En los poetas anteños: Pedro Manuel Zumárraga, Gonzalo Aguinaga y Rafael Arias, se refleja el paso de la poesía naturalista y social, a la críptica.

“Brumas de Otoño”, de Zumárraga, y “El otro yo de nosotros”, de Arias, han perdurado.

En 1968, Zumárraga editó esta obra y, en el 2009, fue difundida y digitalizada en la Universidad de Texas, de U.S.A. En 1977, escribe su libro: “Flor de mi otoño”, en Ibarra.

En 1982, editó su obra: “Poesía Imbabureña”, con prólogo de Alfredo Rodas Reyes, publicada por la CCE, Núcleo de Imbabura.

El 2007, se vuelve a difundir su obra literaria en Ecuador y California.

En el poema “La muerte de Cristóbal Pajuña”, Gonzalo Aguinaga, describe a los indígenas con “piel de maíz” en su poesía social.

Sobre Rafael Arias, Susana Cordero de Espinosa, dice: “tiene, sobre mucha gente, una admirable ventaja: sabe cuál es su camino, no reniega de él y lo sigue construyendo paso a paso, en el trabajo, la paciencia y la búsqueda.
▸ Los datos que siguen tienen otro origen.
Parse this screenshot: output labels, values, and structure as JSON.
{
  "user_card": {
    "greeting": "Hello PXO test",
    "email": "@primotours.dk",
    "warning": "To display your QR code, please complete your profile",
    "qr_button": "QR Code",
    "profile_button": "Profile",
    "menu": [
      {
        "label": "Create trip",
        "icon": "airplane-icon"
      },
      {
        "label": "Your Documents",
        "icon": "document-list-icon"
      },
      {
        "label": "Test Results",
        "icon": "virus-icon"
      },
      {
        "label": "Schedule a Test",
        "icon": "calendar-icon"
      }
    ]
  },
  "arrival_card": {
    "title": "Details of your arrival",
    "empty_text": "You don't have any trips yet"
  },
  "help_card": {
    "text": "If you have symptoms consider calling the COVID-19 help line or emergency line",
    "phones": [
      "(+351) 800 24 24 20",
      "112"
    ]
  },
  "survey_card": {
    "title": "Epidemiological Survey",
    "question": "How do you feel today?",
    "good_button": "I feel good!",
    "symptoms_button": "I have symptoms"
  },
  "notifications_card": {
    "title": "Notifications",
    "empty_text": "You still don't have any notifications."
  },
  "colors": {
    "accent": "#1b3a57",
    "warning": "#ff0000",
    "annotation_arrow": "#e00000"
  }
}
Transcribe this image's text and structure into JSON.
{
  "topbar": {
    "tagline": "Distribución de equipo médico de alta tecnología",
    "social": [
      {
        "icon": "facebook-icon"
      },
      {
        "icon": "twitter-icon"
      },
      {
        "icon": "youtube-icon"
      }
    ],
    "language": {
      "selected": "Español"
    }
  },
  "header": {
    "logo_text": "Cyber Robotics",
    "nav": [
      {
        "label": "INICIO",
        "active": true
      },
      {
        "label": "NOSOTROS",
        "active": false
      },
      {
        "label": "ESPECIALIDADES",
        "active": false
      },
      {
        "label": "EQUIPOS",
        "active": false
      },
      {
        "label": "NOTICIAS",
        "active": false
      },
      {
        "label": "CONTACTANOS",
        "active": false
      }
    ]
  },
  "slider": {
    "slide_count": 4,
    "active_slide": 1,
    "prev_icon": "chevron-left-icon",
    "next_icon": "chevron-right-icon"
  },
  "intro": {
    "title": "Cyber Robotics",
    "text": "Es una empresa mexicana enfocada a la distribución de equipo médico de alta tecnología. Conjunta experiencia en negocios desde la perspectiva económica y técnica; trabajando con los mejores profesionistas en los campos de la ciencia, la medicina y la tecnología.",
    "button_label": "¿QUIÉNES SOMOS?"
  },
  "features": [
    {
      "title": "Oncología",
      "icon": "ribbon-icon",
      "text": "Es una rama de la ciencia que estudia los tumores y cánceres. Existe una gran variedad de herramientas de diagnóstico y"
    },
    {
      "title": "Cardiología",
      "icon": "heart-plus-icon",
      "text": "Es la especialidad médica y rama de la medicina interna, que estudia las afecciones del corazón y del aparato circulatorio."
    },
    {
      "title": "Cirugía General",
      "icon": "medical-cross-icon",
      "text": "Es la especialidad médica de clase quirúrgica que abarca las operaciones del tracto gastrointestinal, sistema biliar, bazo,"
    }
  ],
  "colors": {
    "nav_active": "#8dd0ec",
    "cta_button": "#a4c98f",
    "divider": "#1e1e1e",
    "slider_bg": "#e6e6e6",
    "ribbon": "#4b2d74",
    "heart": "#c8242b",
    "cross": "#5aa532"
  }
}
Ese camino en el que imprime su signo es la poesía. Nada fácil, por cierto: un convenio del hombre con la palabra; un ansia de instaurar lo permanente, como diría Heidegger, de hacer patente el ser, de revelar lo sencillo y la medida.

La poesía críptica ofrece infinitas posibilidades de interpretación, como todo lenguaje válido; búsqueda esencialmente existencial que quiere encontrar, construir, mejor, esa presencia evasiva que él es, que somos todos, en la palabra precisa”.